Saturday, March 12, 2011

Night Terrors?

Night Terrors

Night terrors?

MELISSA MCDONNELL
 
Last updated 10:46 07/03/2011
 
 
It's been almost two weeks since an earthquake changed the face of Christchurch. Personally, it feels like the longest fortnight of my life. And it's only been in the last few days that I've started to feel that time is the healer. Only time can lessen the fear, settle the shocks and help life begin again.

We remain cautious and on edge. We know how lucky we are not to have lost a loved one, that a roof remains over our heads and that we're warm and dry.

But oh to be a baby, where apparent ignorance of the entire situation seems so bliss! It appeared my 16-month-old toddler had known nothing of the changes to our environment, perhaps because we were in the car when the big shake happened. I also presumed that the aftershocks had no effect on her. As the smaller rumbles continue, I try to make up a dance or jump around the room to distract her from the shaky floor. I thought this was working well, but as the week wore on, I started to wonder.

She has never been a great day sleeper, but we've been lucky with her night sleeps - usually straight through from 7.30pm until 7am. But on about day five after the earthquake, she awoke about 2am howling for no apparent reason.

When I rushed in, she was standing, arms outstretched, reaching up. When I held her, she clung tight, tucked her knees up, and buried her head into my shoulders. It took a few minutes before her crying ebbed to a whimper.

I sat on the bedroom sofa - the most comfortable option given I had only a couple of weeks before Number Two was due. We sat in silence for a few minutes as I rubbed her back and gently rocked. She then started whispering in my ear - a disjointed smattering of her ever expanding vocabulary.

"Mama. Dada. Elbow. Knee. Bok-bok [chicken]. Muzzy [our cat]. Cheese. Milkies?"

Milkies? Was she hungry? I decided to wait for a few minutes before I made any decisions. She slowly released her grip so that we were face to face, our noses almost touching.

"Nose," she exclaimed, before pulling out a chubby finger and reaching towards my face. "Eyes. Ears. Cheeks."

Hmmm. After a few more minutes of her quiet baby-talk jabber, I whispered it was time for bed. She threw herself back into the cling-on position and held on tight. I stroked her hair, rubbed her back and hummed her favourite lullaby. After another 10 minutes, she seemed content enough to be put down. I told her we were going to the cot for night-nights, laid her down, gave her Ted and Dolly, kissed her forehead and said goodnight.
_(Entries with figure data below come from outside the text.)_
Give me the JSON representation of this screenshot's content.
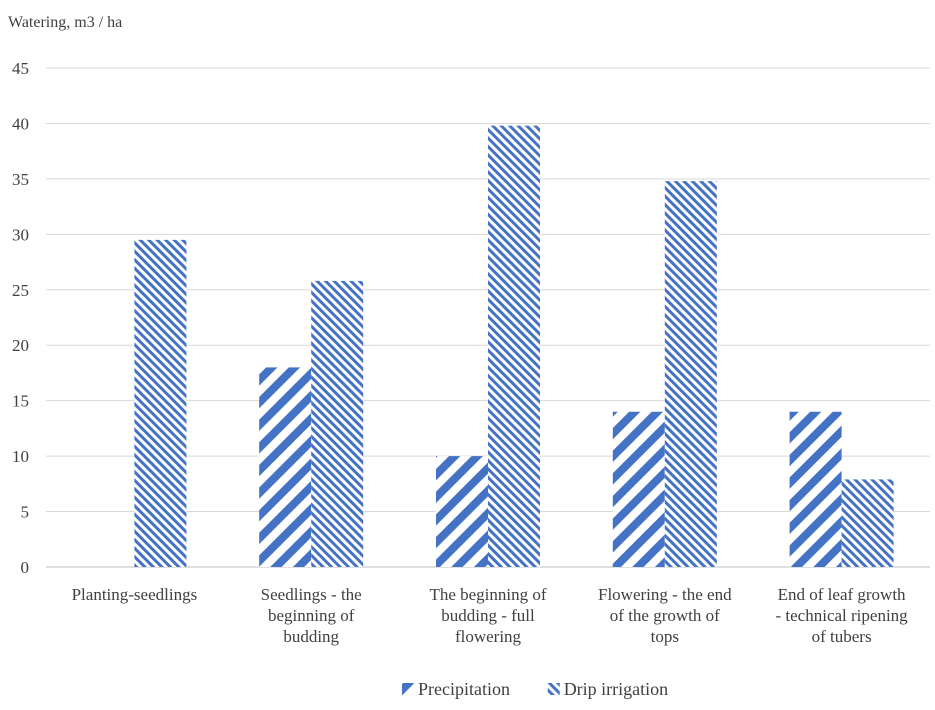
{
  "chart_data": {
    "type": "bar",
    "ylabel": "Watering, m3 / ha",
    "ylim": [
      0,
      45
    ],
    "yticks": [
      0,
      5,
      10,
      15,
      20,
      25,
      30,
      35,
      40,
      45
    ],
    "categories": [
      [
        "Planting-seedlings"
      ],
      [
        "Seedlings - the",
        "beginning of",
        "budding"
      ],
      [
        "The beginning of",
        "budding - full",
        "flowering"
      ],
      [
        "Flowering - the end",
        "of the growth of",
        "tops"
      ],
      [
        "End of leaf growth",
        "- technical ripening",
        "of tubers"
      ]
    ],
    "series": [
      {
        "name": "Precipitation",
        "values": [
          0,
          18,
          10,
          14,
          14
        ],
        "color": "#4472c4",
        "pattern": "wide-diagonal"
      },
      {
        "name": "Drip irrigation",
        "values": [
          29.5,
          25.8,
          39.8,
          34.8,
          7.9
        ],
        "color": "#4472c4",
        "pattern": "narrow-diagonal"
      }
    ],
    "grid": true,
    "legend_position": "bottom"
  }
}
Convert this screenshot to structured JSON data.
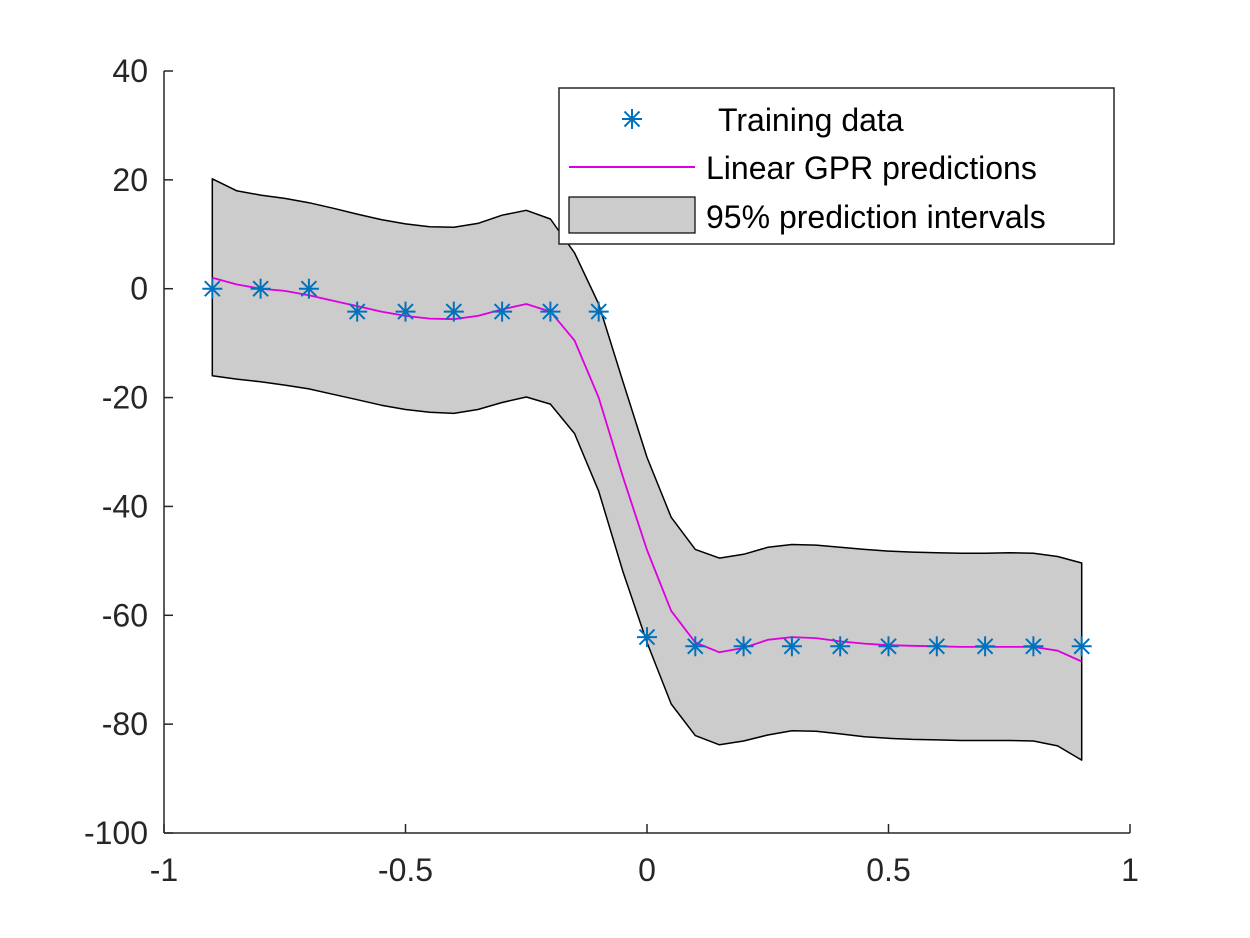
{
  "chart_data": {
    "type": "line",
    "title": "",
    "xlabel": "",
    "ylabel": "",
    "xlim": [
      -1,
      1
    ],
    "ylim": [
      -100,
      40
    ],
    "xticks": [
      -1,
      -0.5,
      0,
      0.5,
      1
    ],
    "xtick_labels": [
      "-1",
      "-0.5",
      "0",
      "0.5",
      "1"
    ],
    "yticks": [
      -100,
      -80,
      -60,
      -40,
      -20,
      0,
      20,
      40
    ],
    "ytick_labels": [
      "-100",
      "-80",
      "-60",
      "-40",
      "-20",
      "0",
      "20",
      "40"
    ],
    "grid": false,
    "legend_position": "top-right",
    "series": [
      {
        "name": "Training data",
        "kind": "scatter",
        "marker": "asterisk",
        "color": "#0072BD",
        "x": [
          -0.9,
          -0.8,
          -0.7,
          -0.6,
          -0.5,
          -0.4,
          -0.3,
          -0.2,
          -0.1,
          0.0,
          0.1,
          0.2,
          0.3,
          0.4,
          0.5,
          0.6,
          0.7,
          0.8,
          0.9
        ],
        "y": [
          0,
          0,
          0,
          -4.2,
          -4.2,
          -4.2,
          -4.2,
          -4.2,
          -4.2,
          -64,
          -65.7,
          -65.7,
          -65.7,
          -65.7,
          -65.7,
          -65.7,
          -65.7,
          -65.7,
          -65.7
        ]
      },
      {
        "name": "Linear GPR predictions",
        "kind": "line",
        "color": "#DD00DD",
        "x": [
          -0.9,
          -0.85,
          -0.8,
          -0.75,
          -0.7,
          -0.65,
          -0.6,
          -0.55,
          -0.5,
          -0.45,
          -0.4,
          -0.35,
          -0.3,
          -0.25,
          -0.2,
          -0.15,
          -0.1,
          -0.05,
          0.0,
          0.05,
          0.1,
          0.15,
          0.2,
          0.25,
          0.3,
          0.35,
          0.4,
          0.45,
          0.5,
          0.55,
          0.6,
          0.65,
          0.7,
          0.75,
          0.8,
          0.85,
          0.9
        ],
        "y": [
          2,
          0.8,
          0,
          -0.4,
          -1.2,
          -2.2,
          -3.2,
          -4.2,
          -5,
          -5.5,
          -5.6,
          -5,
          -3.8,
          -2.8,
          -4.2,
          -9.5,
          -20,
          -34.5,
          -48,
          -59.2,
          -65,
          -66.8,
          -66,
          -64.5,
          -64,
          -64.2,
          -64.8,
          -65.2,
          -65.5,
          -65.6,
          -65.7,
          -65.8,
          -65.8,
          -65.8,
          -65.8,
          -66.5,
          -68.5
        ]
      },
      {
        "name": "95% prediction intervals",
        "kind": "band",
        "color": "#CCCCCC",
        "x": [
          -0.9,
          -0.85,
          -0.8,
          -0.75,
          -0.7,
          -0.65,
          -0.6,
          -0.55,
          -0.5,
          -0.45,
          -0.4,
          -0.35,
          -0.3,
          -0.25,
          -0.2,
          -0.15,
          -0.1,
          -0.05,
          0.0,
          0.05,
          0.1,
          0.15,
          0.2,
          0.25,
          0.3,
          0.35,
          0.4,
          0.45,
          0.5,
          0.55,
          0.6,
          0.65,
          0.7,
          0.75,
          0.8,
          0.85,
          0.9
        ],
        "upper": [
          20.2,
          18,
          17.2,
          16.6,
          15.8,
          14.8,
          13.7,
          12.7,
          11.9,
          11.4,
          11.3,
          12,
          13.5,
          14.4,
          12.8,
          6.6,
          -2.8,
          -17,
          -31,
          -42,
          -47.9,
          -49.5,
          -48.8,
          -47.5,
          -47,
          -47.1,
          -47.5,
          -47.9,
          -48.2,
          -48.4,
          -48.5,
          -48.6,
          -48.6,
          -48.5,
          -48.6,
          -49.2,
          -50.4
        ],
        "lower": [
          -16,
          -16.6,
          -17.1,
          -17.7,
          -18.4,
          -19.4,
          -20.4,
          -21.4,
          -22.2,
          -22.7,
          -22.9,
          -22.2,
          -20.9,
          -19.9,
          -21.2,
          -26.6,
          -37.2,
          -51.9,
          -65,
          -76.3,
          -82.1,
          -83.8,
          -83.1,
          -82,
          -81.2,
          -81.3,
          -81.8,
          -82.3,
          -82.6,
          -82.8,
          -82.9,
          -83,
          -83,
          -83,
          -83.1,
          -84,
          -86.6
        ]
      }
    ]
  }
}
She stared up at me but didn't buy it. As I reached the door, she bolted upright: "Mama, mama...MAAAA-MAAAAAAAAA!"

I picked her up and repeated the same steps, only to have the same result. My belly and back were starting to ache. I needed backup, but her dad wasn't home - he's a firefighter and was working night shift.

I toyed with taking her into my bed, but we've tried it before. She thinks of our room as a wakeful play area, where we bring her every morning to read her books and have family time. If I took her in there, she'd simply want to sit up and play. Not good at 3am.

I decided to make her a bottle of milk. She drank about half of it, I changed her nappy and we settled on the sofa for another round of cuddles and comforting. I had to be patient. After two hours of the same routine (put down, cry, pick up, and cuddle) she finally fell asleep on my shoulder and I managed to lay her down in her cot. Result.

This has been happening almost every night for over a week now. Luckily, my other half has been home some of the nights to support me, but we're now both exhausted. We've sometimes been so desperate for a solution, we've resorted to putting her down in her pram and taking her for a walk which, for some reason, seems to get her to sleep.

So what's going on? Is our Little Miss having "night terrors"? Has the earthquake and resulting household instability had more of an impact than we originally thought?

Or is it a coming of age? Some have said that it's about this time when toddlers start entering the "terrible twos" phase and embrace the cause-and-effect concept of "I-will-scream-and-you-will-come".

But I'm not so sure. There has to be something to jolt her awake in the first place.

It could be her reflux. We had been slowly reducing her medication in the two weeks before the earthquake - perhaps the current low dose has caused the symptoms to kick back in? We really don't want to increase the dose, but if this continues we might have to.

Regardless of the cause, the result is taking its toll. Her night sleeping patterns are so out of sync that she wakes up later, meaning later daytime naps, leading to a later bedtime. This leaves virtually no time for us to relax and revive during the day, leaving us worn out by the evening.

As a result, we are now a tired, grumpy, and frazzled unit. And with only one week to go before our family of three becomes four, we were hoping to have a solid routine in place. At the rate we are going, it's highly unlikely.

We're desperate to help our Little Miss settle back into a deep, long night of sleep and break out of whatever it is that is causing her to jolt wake.

What experience have you had with night terrors? At what age do they start? How do you soothe your child? How long does it take before they restore normal sleep patterns? Or could it be the reflux?